DeMaria E J, Siuta M, Widmeyer J, Zfass A M
Department of Surgery, Medical College of Virginia, Richmond, USA.
Gastroenterologist. 1997 Mar;5(1):85-93.
The advent of the laparoscopic approach to Nissen fundoplication has led to a resurgence in enthusiasm for the surgical treatment of gastroesophageal reflux disease (GERD). However, controversy exists as to which subgroups of GERD patients are best treated surgically. The relative success of treatment with medical and surgical intervention in terms of both symptom control and objective resolution of esophageal injury must be weighed against the relative costs of each therapeutic strategy in both the short and long term, given that GERD tends to be a lifelong disorder. The following is the transcribed text of a debate held at the Medical College of Virginia as part of a continuing medical education program in which the statement "Laparoscopic antireflux surgery is superior to medical treatment for severe gastroesophageal reflux disease" was contested. Representatives from the departments of surgery and gastroenterology provided arguments supporting their respective sides of this issue. The purpose was not to promote polarization in treatment selection, but to review the available data in a forum that could promote development of a rational algorithm for clinical decision-making in patients with GERD who might benefit from antireflux surgery. Final comments from the authors are provided in an attempt to synthesize the arguments into a reasonable strategy for individual case management.

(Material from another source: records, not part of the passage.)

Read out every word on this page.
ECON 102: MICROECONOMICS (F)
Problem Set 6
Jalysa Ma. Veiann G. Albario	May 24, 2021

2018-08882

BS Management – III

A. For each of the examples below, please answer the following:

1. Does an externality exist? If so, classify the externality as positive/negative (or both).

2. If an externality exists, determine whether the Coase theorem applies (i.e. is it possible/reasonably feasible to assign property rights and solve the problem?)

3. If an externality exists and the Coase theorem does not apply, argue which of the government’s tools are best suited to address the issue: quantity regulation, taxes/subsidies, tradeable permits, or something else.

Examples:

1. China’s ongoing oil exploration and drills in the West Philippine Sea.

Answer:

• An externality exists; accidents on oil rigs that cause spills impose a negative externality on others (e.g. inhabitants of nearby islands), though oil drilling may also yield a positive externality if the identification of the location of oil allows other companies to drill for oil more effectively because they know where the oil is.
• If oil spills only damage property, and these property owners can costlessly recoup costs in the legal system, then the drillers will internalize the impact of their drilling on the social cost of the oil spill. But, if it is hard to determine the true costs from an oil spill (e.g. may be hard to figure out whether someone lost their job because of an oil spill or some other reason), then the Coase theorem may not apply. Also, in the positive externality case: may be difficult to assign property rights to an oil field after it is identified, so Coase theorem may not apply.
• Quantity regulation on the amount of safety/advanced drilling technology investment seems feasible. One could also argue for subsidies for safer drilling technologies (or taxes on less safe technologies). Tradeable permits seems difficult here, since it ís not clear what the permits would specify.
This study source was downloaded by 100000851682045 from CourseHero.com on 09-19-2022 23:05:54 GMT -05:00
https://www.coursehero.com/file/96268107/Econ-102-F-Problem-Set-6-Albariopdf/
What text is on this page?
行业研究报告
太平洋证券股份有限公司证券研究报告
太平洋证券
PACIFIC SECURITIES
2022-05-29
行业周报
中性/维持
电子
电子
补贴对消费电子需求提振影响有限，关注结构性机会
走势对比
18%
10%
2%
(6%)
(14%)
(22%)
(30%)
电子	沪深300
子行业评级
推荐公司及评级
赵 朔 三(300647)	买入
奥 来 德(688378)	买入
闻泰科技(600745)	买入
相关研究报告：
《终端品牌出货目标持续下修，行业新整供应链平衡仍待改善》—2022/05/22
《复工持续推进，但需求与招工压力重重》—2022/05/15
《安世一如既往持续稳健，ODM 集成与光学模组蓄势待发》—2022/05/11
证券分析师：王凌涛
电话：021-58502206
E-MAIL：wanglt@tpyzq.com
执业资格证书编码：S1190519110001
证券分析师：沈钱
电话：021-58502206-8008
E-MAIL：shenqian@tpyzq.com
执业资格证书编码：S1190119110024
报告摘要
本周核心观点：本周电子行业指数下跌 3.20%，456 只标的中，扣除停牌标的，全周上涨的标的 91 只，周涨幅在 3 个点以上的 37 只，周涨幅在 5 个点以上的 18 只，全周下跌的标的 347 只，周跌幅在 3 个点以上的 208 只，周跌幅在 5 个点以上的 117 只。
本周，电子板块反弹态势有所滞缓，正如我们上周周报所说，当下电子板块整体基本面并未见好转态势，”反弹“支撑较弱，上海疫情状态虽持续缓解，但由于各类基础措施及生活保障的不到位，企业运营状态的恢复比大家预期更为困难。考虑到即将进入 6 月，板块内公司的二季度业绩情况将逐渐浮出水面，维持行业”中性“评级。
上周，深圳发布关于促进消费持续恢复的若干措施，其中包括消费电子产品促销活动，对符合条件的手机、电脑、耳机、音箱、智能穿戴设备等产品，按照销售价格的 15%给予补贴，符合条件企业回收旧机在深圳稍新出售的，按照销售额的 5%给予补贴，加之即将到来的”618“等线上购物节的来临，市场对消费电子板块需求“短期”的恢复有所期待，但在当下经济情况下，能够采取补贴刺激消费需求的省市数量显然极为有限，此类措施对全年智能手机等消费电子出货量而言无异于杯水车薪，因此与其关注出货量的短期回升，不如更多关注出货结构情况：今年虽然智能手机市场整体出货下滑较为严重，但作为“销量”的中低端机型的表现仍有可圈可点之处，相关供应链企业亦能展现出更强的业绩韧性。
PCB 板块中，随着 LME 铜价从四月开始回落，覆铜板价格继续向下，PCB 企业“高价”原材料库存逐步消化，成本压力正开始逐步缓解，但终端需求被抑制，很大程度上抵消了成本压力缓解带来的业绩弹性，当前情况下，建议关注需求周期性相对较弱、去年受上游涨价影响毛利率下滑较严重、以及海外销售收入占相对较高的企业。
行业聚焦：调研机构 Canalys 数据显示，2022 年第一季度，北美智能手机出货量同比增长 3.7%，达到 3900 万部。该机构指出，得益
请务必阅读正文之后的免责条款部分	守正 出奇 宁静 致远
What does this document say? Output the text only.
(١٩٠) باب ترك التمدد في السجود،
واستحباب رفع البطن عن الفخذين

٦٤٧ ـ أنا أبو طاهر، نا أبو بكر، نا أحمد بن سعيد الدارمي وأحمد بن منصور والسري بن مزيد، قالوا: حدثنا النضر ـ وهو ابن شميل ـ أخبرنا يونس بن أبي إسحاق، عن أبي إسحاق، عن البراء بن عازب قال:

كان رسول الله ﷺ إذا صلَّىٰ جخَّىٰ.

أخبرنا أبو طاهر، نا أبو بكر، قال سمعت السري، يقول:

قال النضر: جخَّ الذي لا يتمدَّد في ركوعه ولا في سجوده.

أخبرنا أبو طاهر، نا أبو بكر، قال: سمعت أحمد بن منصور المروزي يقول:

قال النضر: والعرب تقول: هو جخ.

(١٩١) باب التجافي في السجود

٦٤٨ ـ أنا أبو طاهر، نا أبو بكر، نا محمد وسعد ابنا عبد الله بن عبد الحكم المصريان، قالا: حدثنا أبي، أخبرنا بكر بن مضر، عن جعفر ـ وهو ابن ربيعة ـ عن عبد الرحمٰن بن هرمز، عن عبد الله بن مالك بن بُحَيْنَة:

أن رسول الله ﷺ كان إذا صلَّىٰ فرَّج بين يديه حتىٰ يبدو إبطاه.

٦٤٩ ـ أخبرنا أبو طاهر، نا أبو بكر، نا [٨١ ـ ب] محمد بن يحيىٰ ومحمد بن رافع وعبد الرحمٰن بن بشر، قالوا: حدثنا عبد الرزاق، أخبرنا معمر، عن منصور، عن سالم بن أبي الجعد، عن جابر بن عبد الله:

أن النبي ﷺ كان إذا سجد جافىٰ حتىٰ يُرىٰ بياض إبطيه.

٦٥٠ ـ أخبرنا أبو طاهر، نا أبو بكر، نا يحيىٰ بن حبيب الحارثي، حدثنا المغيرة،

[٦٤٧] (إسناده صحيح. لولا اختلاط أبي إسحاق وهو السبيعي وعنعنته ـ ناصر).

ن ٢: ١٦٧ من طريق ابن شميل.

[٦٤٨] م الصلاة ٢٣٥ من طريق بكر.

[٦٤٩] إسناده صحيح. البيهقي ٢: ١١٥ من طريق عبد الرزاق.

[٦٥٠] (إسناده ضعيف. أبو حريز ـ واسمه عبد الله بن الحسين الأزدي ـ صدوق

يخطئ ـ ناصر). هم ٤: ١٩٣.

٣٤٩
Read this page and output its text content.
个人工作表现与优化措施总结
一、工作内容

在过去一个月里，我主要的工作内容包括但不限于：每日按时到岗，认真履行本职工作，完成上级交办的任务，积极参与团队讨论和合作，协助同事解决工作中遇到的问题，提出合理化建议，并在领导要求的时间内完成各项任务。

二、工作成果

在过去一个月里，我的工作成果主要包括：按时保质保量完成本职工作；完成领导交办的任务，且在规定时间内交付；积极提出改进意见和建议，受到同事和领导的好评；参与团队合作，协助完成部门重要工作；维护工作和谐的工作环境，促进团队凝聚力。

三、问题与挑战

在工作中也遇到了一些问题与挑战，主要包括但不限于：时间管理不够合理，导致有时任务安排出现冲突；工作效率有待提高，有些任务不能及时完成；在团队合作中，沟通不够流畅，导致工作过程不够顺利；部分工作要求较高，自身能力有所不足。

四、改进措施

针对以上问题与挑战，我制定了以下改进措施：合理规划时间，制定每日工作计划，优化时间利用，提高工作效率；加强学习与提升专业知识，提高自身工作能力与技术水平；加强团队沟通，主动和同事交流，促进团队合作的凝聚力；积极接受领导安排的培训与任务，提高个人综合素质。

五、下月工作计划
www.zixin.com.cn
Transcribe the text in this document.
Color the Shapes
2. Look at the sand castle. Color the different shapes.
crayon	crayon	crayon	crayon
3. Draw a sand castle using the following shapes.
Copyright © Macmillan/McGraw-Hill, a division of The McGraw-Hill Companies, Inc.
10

腹腔镜下尼氏胃底折叠术的出现,使得人们对胃食管反流病(GERD)的手术治疗热情再度高涨。然而,对于哪些GERD患者亚组最适合手术治疗仍存在争议。鉴于GERD往往是一种终身性疾病,在短期和长期内,必须权衡药物治疗和手术干预在症状控制以及食管损伤客观缓解方面的相对成功率与每种治疗策略的相对成本。以下是弗吉尼亚医学院举行的一场辩论的文字记录,该辩论是继续医学教育项目的一部分,其中“腹腔镜抗反流手术优于重度胃食管反流病的药物治疗”这一观点受到了质疑。外科和胃肠病学部门的代表提供了支持各自立场的论据。目的并非促进治疗选择的两极分化,而是在一个能够促进为可能受益于抗反流手术的GERD患者制定合理临床决策算法的论坛上,回顾现有数据。作者给出了最终评论,试图将这些论据综合成一个针对个体病例管理的合理策略。